Abstract
On June 2, 1878, having escaped injury from an assassination attempt
by Max Hödel barely three weeks earlier, Kaiser Wilhelm I was seriously
wounded when Dr. Karl Nobiling fired a shotgun blast from a window
overlooking Unter den Linden. When the Kaiser began appearing in public
again in September 1878 he was often greeted by local delegations of
women and children who wished the “aging hero”
[Heldengreise] a full and rapid
recovery.
This photograph shows the emperor recovering from his wounds at Bad
Ems, accompanied by his doctor Ernst Schweninger (1850–1924).
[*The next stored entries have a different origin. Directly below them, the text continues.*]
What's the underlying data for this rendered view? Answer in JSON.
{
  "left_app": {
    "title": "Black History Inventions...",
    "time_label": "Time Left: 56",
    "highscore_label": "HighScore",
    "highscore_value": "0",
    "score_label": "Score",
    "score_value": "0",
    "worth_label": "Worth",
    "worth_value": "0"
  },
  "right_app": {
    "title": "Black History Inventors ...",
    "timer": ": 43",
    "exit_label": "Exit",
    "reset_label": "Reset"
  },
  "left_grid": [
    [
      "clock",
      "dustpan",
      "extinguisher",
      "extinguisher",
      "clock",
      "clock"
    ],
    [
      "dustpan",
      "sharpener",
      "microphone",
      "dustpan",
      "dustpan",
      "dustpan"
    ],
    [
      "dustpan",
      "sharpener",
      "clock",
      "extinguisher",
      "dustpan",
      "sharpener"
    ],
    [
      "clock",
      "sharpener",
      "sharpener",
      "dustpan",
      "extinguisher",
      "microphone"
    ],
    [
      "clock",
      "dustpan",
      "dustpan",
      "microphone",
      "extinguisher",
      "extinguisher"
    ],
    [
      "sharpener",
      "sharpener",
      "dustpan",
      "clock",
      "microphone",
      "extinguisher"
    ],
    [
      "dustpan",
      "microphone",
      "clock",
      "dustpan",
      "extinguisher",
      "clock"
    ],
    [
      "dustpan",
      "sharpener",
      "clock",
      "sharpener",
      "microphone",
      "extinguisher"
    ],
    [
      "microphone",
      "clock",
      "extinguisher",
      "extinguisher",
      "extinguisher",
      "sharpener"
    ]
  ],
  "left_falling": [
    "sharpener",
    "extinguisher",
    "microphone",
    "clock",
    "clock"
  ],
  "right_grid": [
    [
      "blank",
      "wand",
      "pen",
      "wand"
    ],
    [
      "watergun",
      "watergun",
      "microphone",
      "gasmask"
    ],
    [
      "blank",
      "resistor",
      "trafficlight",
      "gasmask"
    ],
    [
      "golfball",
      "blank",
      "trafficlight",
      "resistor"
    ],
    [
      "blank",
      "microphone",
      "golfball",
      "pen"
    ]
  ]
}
Schweninger was a physician to both kings and princes. Beginning in
1883, he helped Prince Bismarck cope with his gargantuan appetite for
food, drink, and tobacco. As a result of the strict diet that
Schweninger prescribed, Bismarck’s weight fell from 272 pounds in 1879
to 255 pounds in 1881 to 222 pounds in the spring of 1884: postcards
were printed showing these statistics as a way to market a “Bismarck
Scale” [Bismarck-Waage]. The
chancellor’s jaundice, facial neuralgia, migraine headaches, digestive
problems, and insomnia declined significantly over this period, although
relapses occurred in the decades ahead.